Wednesday, October 29, 2008

New Oil Fields

One of the most common responses from someone hearing about the concept of peak oil is to point to some new exciting oil field and say look, we are still finding all this oil! How can oil production have peaked when there is this huge field in Cuba, or this other huge field in Brazil.

The answer to that question can be easily seen by looking at the History of the Prudhoe Bay Oil Field in northern Alaska. This field is the largest ever discovered in the United States, originally containing 25 billion barrels of oil. It is twice the size of the second largest oil field in America, the East Texas Oil Field. What makes this oil field particularly relevant to the question of peak oil is the year it was discovered, 1968. Just two years before the United States hit its peak production. Someone in 1968 could be forgiven for reading the news that huge amounts of oil had just been discovered in Alaska and concluding that American oil production could increase forever.

What happened however was quite different. We hit peak oil in 1970, and production coming online in Alaska in 1977 was just running to try to stay in place. If you notice in the graph from yesterday, U.S. oil production did increase a couple of years after 1970 as a result of this oil field. It did not however prove to be enough to stop the forty year long decline in production we have had.
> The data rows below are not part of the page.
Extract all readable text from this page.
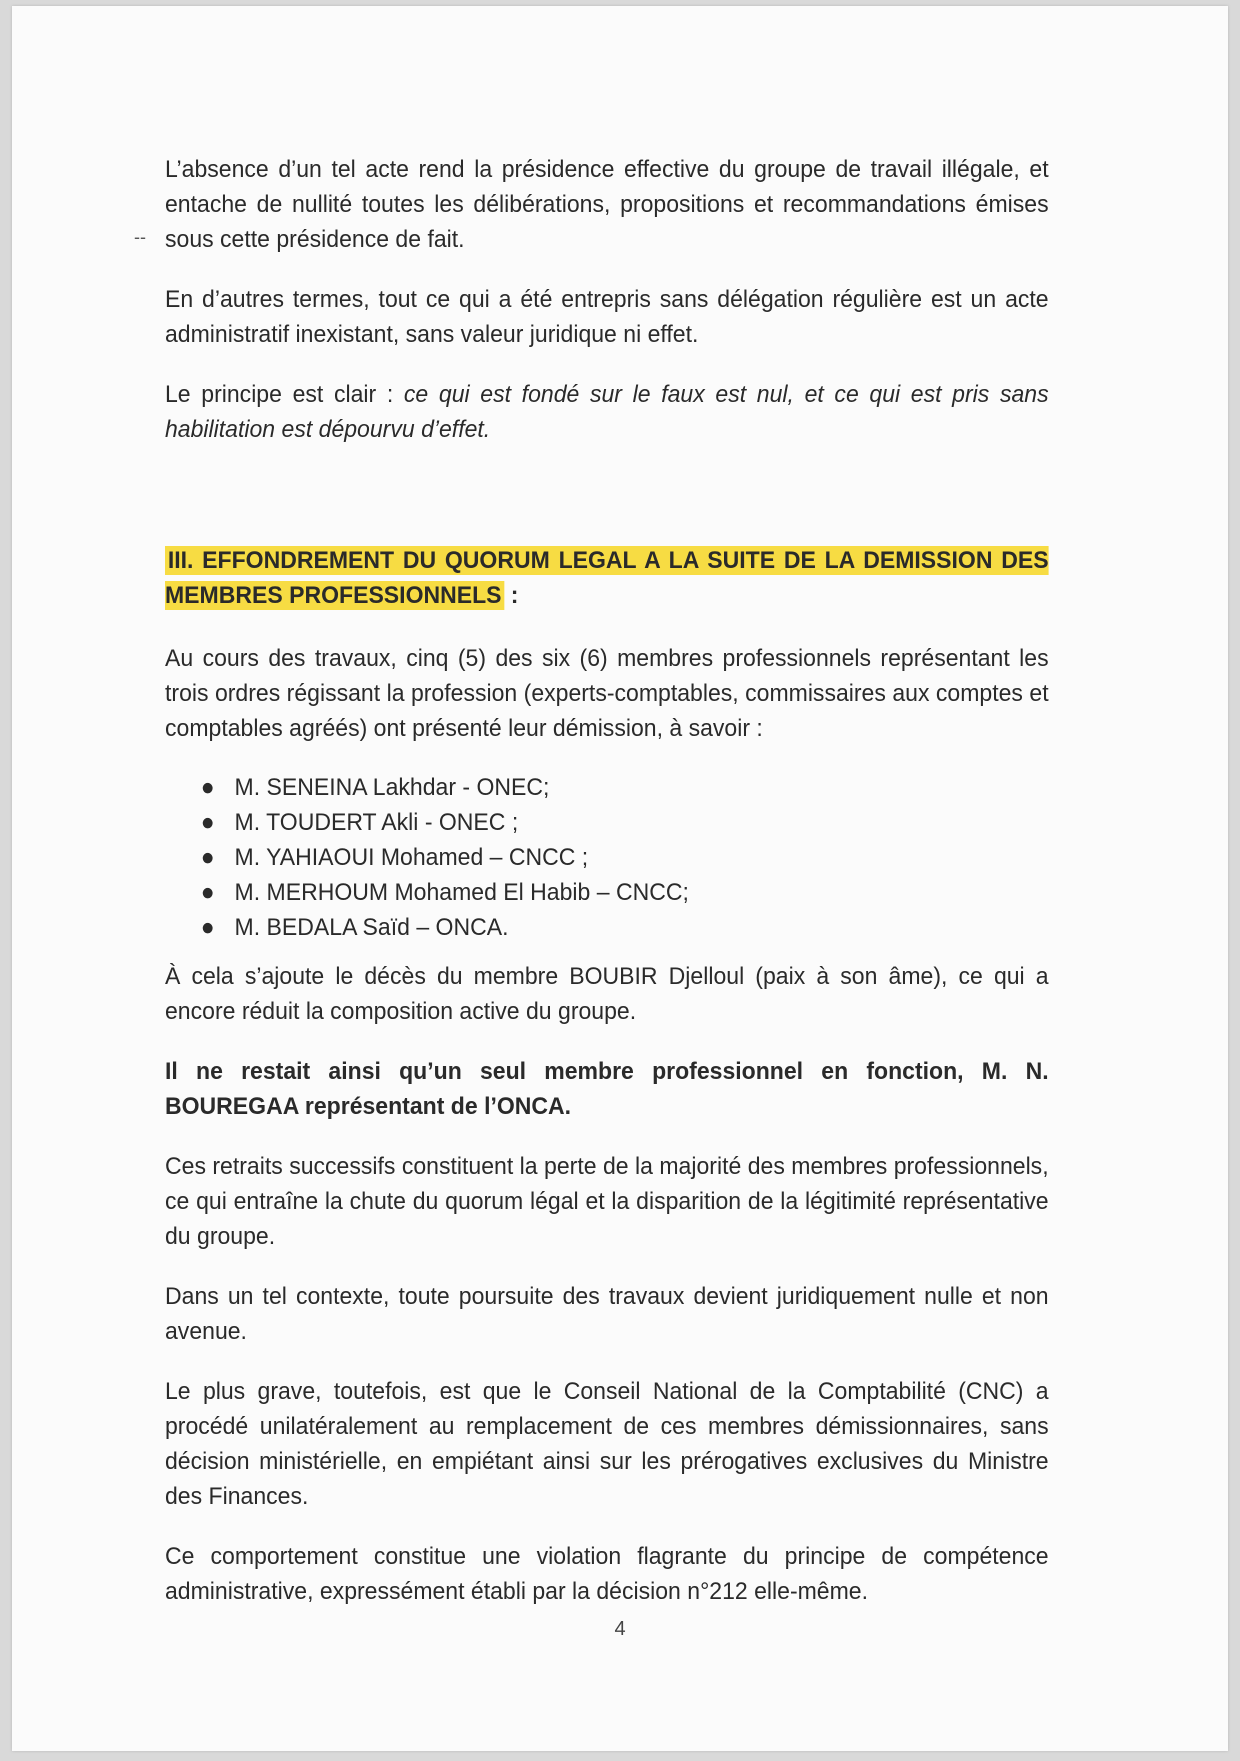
--

L’absence d’un tel acte rend la présidence effective du groupe de travail illégale, et entache de nullité toutes les délibérations, propositions et recommandations émises sous cette présidence de fait.

En d’autres termes, tout ce qui a été entrepris sans délégation régulière est un acte administratif inexistant, sans valeur juridique ni effet.

Le principe est clair : ce qui est fondé sur le faux est nul, et ce qui est pris sans habilitation est dépourvu d’effet.

III. EFFONDREMENT DU QUORUM LEGAL A LA SUITE DE LA DEMISSION DES MEMBRES PROFESSIONNELS :

Au cours des travaux, cinq (5) des six (6) membres professionnels représentant les trois ordres régissant la profession (experts-comptables, commissaires aux comptes et comptables agréés) ont présenté leur démission, à savoir :

● M. SENEINA Lakhdar - ONEC;
● M. TOUDERT Akli - ONEC ;
● M. YAHIAOUI Mohamed – CNCC ;
● M. MERHOUM Mohamed El Habib – CNCC;
● M. BEDALA Saïd – ONCA.

À cela s’ajoute le décès du membre BOUBIR Djelloul (paix à son âme), ce qui a encore réduit la composition active du groupe.

Il ne restait ainsi qu’un seul membre professionnel en fonction, M. N. BOUREGAA représentant de l’ONCA.

Ces retraits successifs constituent la perte de la majorité des membres professionnels, ce qui entraîne la chute du quorum légal et la disparition de la légitimité représentative du groupe.

Dans un tel contexte, toute poursuite des travaux devient juridiquement nulle et non avenue.

Le plus grave, toutefois, est que le Conseil National de la Comptabilité (CNC) a procédé unilatéralement au remplacement de ces membres démissionnaires, sans décision ministérielle, en empiétant ainsi sur les prérogatives exclusives du Ministre des Finances.

Ce comportement constitue une violation flagrante du principe de compétence administrative, expressément établi par la décision n°212 elle-même.

4
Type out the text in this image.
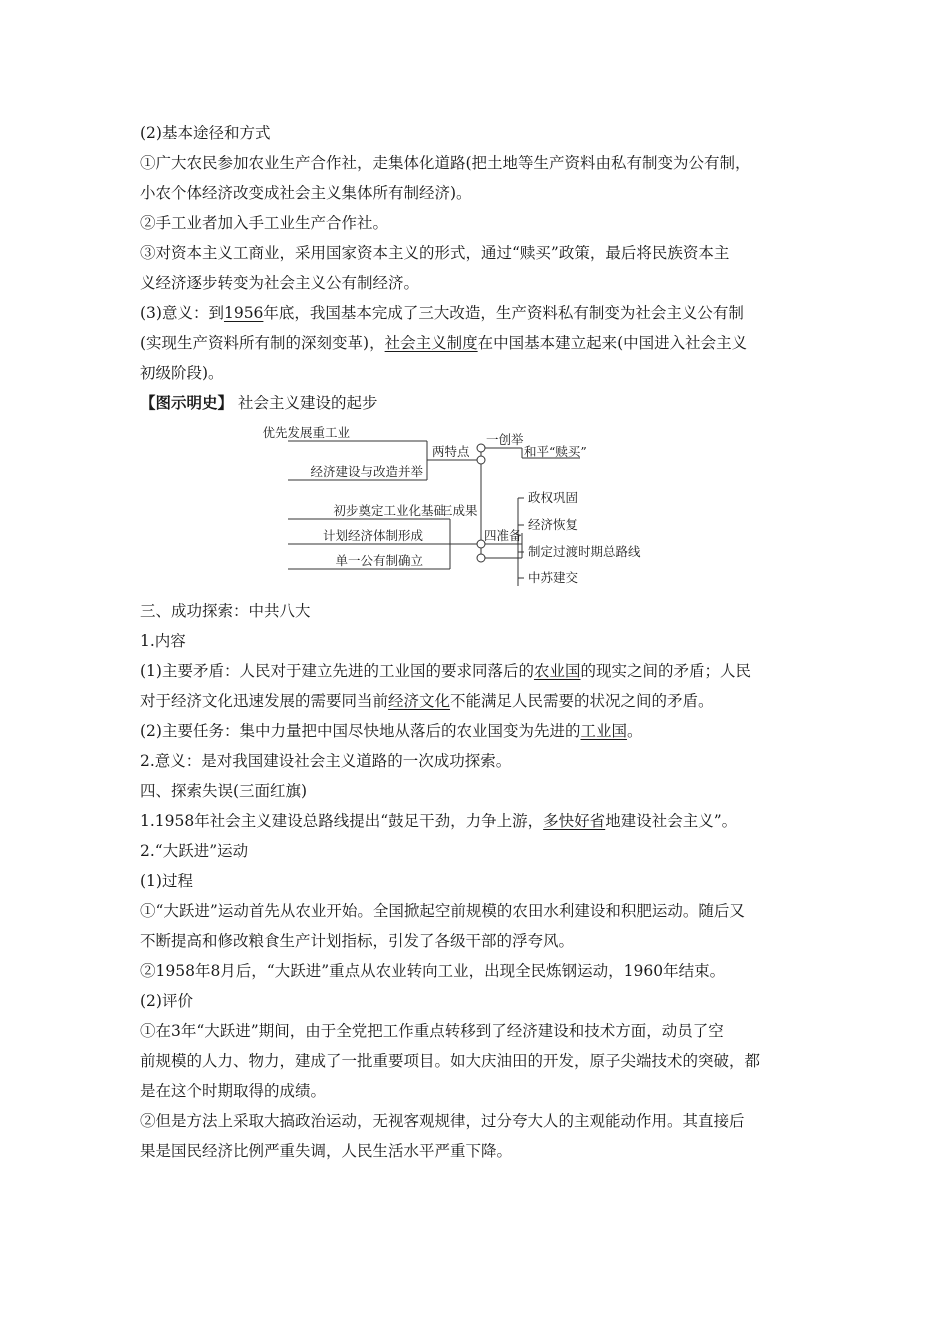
(2)基本途径和方式

①广大农民参加农业生产合作社，走集体化道路(把土地等生产资料由私有制变为公有制，

小农个体经济改变成社会主义集体所有制经济)。

②手工业者加入手工业生产合作社。

③对资本主义工商业，采用国家资本主义的形式，通过“赎买”政策，最后将民族资本主

义经济逐步转变为社会主义公有制经济。

(3)意义：到1956年底，我国基本完成了三大改造，生产资料私有制变为社会主义公有制

(实现生产资料所有制的深刻变革)，社会主义制度在中国基本建立起来(中国进入社会主义

初级阶段)。

【图示明史】 社会主义建设的起步

优先发展重工业
经济建设与改造并举
两特点
初步奠定工业化基础
计划经济体制形成
单一公有制确立
三成果
一创举
和平“赎买”
四准备
政权巩固
经济恢复
制定过渡时期总路线
中苏建交

三、成功探索：中共八大

1.内容

(1)主要矛盾：人民对于建立先进的工业国的要求同落后的农业国的现实之间的矛盾；人民

对于经济文化迅速发展的需要同当前经济文化不能满足人民需要的状况之间的矛盾。

(2)主要任务：集中力量把中国尽快地从落后的农业国变为先进的工业国。

2.意义：是对我国建设社会主义道路的一次成功探索。

四、探索失误(三面红旗)

1.1958年社会主义建设总路线提出“鼓足干劲，力争上游，多快好省地建设社会主义”。

2.“大跃进”运动

(1)过程

①“大跃进”运动首先从农业开始。全国掀起空前规模的农田水利建设和积肥运动。随后又

不断提高和修改粮食生产计划指标，引发了各级干部的浮夸风。

②1958年8月后，“大跃进”重点从农业转向工业，出现全民炼钢运动，1960年结束。

(2)评价

①在3年“大跃进”期间，由于全党把工作重点转移到了经济建设和技术方面，动员了空

前规模的人力、物力，建成了一批重要项目。如大庆油田的开发，原子尖端技术的突破，都

是在这个时期取得的成绩。

②但是方法上采取大搞政治运动，无视客观规律，过分夸大人的主观能动作用。其直接后

果是国民经济比例严重失调，人民生活水平严重下降。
We never again reached 1970 production levels.

There could even be news about finding a new field the size of Ghawar, containing 170 billion barrels of oil in the next few years. At a rate of world consumption of around 20 billion barrels a day it would only delay peak oil a couple of years, and might not even do that.

The only real plausible situation for us not being at world peak would come from middle eastern countries containing a lot more oil than we think. The rest of the world has been pretty well explored, but countries like Saudi Arabia have been so secretive that some hold out hope that there can be enough oil to delay the inevitable. Perhaps they could be proven right, but I am not betting on it. I can't see them sitting idly on such resources all this time.